I do not know if the partition of India was preventable. Those who were in a position to do so obviously did not have what it would have taken. I do know that it did not solve anything this side of the border or that. And Kashmir became a perpetually unfinished business.

Kashmiris have not had a fair deal. When we say Kashmir is an inalienable part of India we seem to talk of the land and not the people. The vast majority of people have remained way behind the rest of the country on all parameters. If at all they appear in the popular consciousness it is as vendors of tawdry handicrafts and carpets, made mostly in Ludhiana. Or in the background, as service providers, in the romantic movies shot there when there was peace in the valley.

An untenable state
Kashmiri politics and administration has always been on a roller coaster ride and the populace has grown increasingly restless. For the last few decades, some elements, supported by Pakistan and sundry trouble makers from across the border, have taken up arms and terror to get free of India.

Our response has been to deploy the army with almost unfettered powers to quell militancy and drive out the infiltrators. There is hardly a settlement which has not lost people to firing or bombing from this or that side. The midnight knock and kidnapping or arrest are not clichés here, they are a fact of daily life. Hardly a family has been left untouched by tragedy. Human rights violations are reported virtually every day. And all this so we can keep Kashmir.

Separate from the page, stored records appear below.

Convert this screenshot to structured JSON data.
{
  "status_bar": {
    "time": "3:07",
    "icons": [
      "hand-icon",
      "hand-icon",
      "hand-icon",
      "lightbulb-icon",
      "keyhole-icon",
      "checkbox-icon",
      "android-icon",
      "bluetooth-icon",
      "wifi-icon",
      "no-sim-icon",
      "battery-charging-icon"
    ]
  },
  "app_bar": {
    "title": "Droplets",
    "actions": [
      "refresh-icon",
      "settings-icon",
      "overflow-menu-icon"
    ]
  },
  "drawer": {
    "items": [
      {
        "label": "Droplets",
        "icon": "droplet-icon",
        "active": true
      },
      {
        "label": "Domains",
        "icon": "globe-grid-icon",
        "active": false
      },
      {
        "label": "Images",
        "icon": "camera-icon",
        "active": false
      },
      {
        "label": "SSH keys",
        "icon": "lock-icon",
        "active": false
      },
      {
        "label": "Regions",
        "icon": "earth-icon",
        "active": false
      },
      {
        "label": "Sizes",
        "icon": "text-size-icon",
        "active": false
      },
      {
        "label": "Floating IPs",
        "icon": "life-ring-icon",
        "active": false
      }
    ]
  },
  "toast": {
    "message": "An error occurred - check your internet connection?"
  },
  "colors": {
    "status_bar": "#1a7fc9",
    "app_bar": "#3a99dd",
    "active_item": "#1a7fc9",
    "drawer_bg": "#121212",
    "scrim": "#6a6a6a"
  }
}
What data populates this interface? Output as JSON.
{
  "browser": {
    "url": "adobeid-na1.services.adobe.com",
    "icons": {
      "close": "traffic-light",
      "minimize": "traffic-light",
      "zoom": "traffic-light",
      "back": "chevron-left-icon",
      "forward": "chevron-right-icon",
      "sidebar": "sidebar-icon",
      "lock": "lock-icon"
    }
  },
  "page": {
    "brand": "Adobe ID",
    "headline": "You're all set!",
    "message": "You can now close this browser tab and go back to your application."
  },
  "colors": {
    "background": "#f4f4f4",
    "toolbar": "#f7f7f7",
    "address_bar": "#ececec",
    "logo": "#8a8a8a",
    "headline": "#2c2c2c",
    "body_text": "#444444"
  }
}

May be we can keep the land. But what about the people? You can't box them in. The countries on the wrong side of the Iron Curtain tried every trick but failed. Pakistan could not keep Bangladesh. The list goes on forever into the past. And no doubt will into the future.

The Kashmir conundrum has troubled me for over fifty years now. So even if I believe Pakistan:ISI:Devil::Angel:RAW:India, the Kashmiris do not seem to see it. And I see no sign of a plan to win them over.

They are and always will be Kashmiri nationals. Let them choose their citizenship.